Sébastien Chort : L’idée de créer un studio à l’image de notre idéal de travail est réellement née en 2011. L’industrie de l’animation a été une aubaine pour tous les créatifs ces dernières années. Mais comme tous les secteurs, la réalité du quotidien comporte quelques limites à notre sens, auxquelles nous tentons de trouver des solutions en structurant le studio avec une nouvelle approche. Nous essayons d’y apporter plus de démocratie, de lutter contre la gouvernance pyramidale classique, de laisser une part importante à l’expression créative des artistes.

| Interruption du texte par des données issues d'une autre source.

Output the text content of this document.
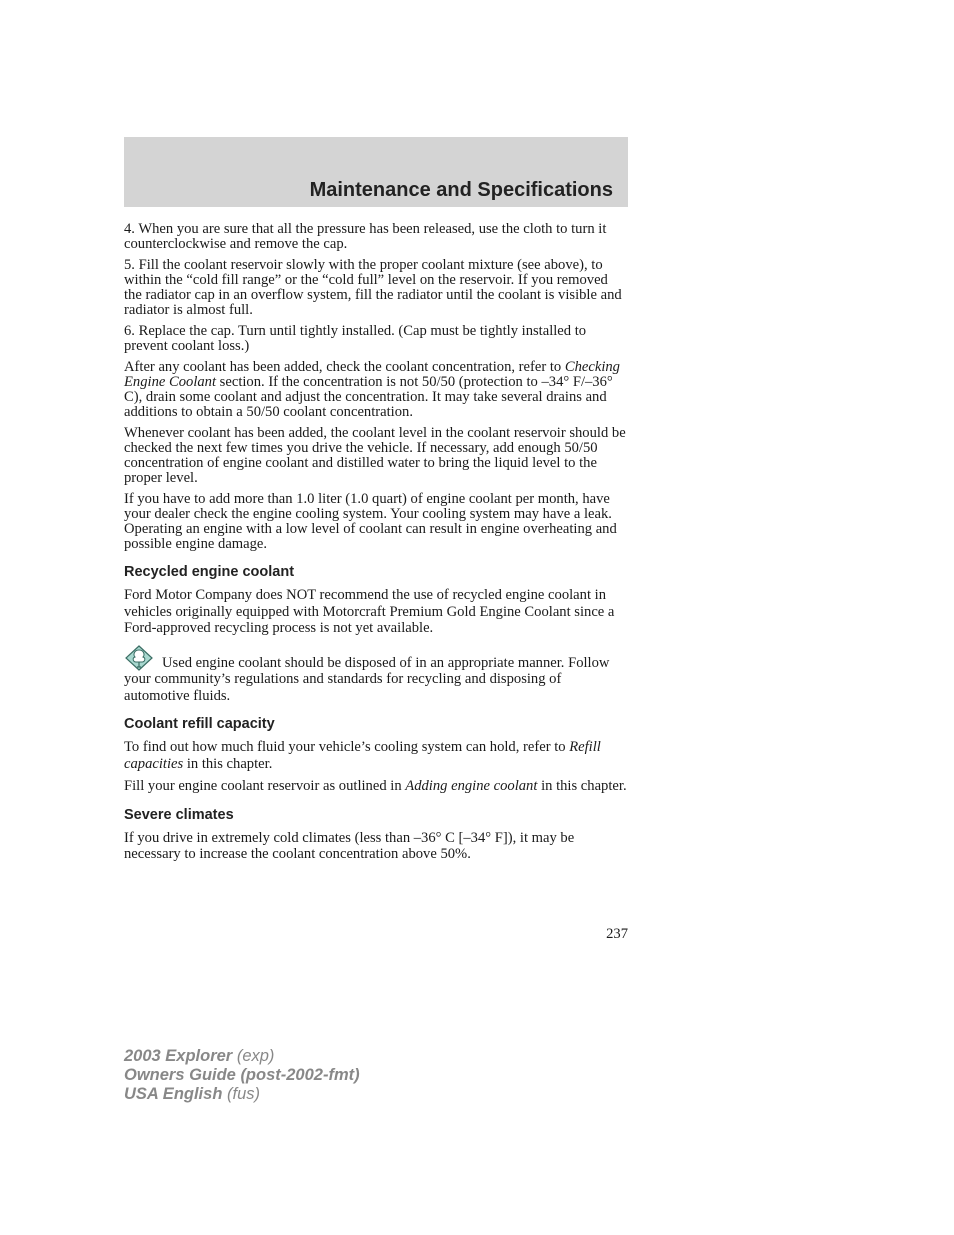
Maintenance and Specifications

4. When you are sure that all the pressure has been released, use the cloth to turn it counterclockwise and remove the cap.

5. Fill the coolant reservoir slowly with the proper coolant mixture (see above), to within the “cold fill range” or the “cold full” level on the reservoir. If you removed the radiator cap in an overflow system, fill the radiator until the coolant is visible and radiator is almost full.

6. Replace the cap. Turn until tightly installed. (Cap must be tightly installed to prevent coolant loss.)

After any coolant has been added, check the coolant concentration, refer to Checking Engine Coolant section. If the concentration is not 50/50 (protection to –34° F/–36° C), drain some coolant and adjust the concentration. It may take several drains and additions to obtain a 50/50 coolant concentration.

Whenever coolant has been added, the coolant level in the coolant reservoir should be checked the next few times you drive the vehicle. If necessary, add enough 50/50 concentration of engine coolant and distilled water to bring the liquid level to the proper level.

If you have to add more than 1.0 liter (1.0 quart) of engine coolant per month, have your dealer check the engine cooling system. Your cooling system may have a leak. Operating an engine with a low level of coolant can result in engine overheating and possible engine damage.

Recycled engine coolant

Ford Motor Company does NOT recommend the use of recycled engine coolant in vehicles originally equipped with Motorcraft Premium Gold Engine Coolant since a Ford-approved recycling process is not yet available.

Used engine coolant should be disposed of in an appropriate manner. Follow your community’s regulations and standards for recycling and disposing of automotive fluids.

Coolant refill capacity

To find out how much fluid your vehicle’s cooling system can hold, refer to Refill capacities in this chapter.

Fill your engine coolant reservoir as outlined in Adding engine coolant in this chapter.

Severe climates

If you drive in extremely cold climates (less than –36° C [–34° F]), it may be necessary to increase the coolant concentration above 50%.

237
2003 Explorer (exp)
Owners Guide (post-2002-fmt)
USA English (fus)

En effet après plusieurs années à l’étranger, nous sommes revenus à Montpellier. Nos situations familiales, la qualité de vie et le vivier de compétences grâce aux écoles 3D de la région ont confirmé notre choix pour cette belle ville !
3DVF : Vous avez choisi de vous lancer en tant que SCOP (société coopérative et participative). Pourquoi ce choix, et concrètement, comment l’équipe est-elle organisée en termes de prise de décisions, hiérarchie ?
Toujours dans l’optique de faire correspondre nos méthodes de gestion et la dynamique de projets créatifs, le format SCOP est celui qui nous permettait le plus de flexibilité. C’est le statut qui nous a permis de réellement ancrer nos valeurs dans l’ADN du studio : la démocratie, l’épanouissement des membres, la revalorisation de l’artiste dans les projets, etc.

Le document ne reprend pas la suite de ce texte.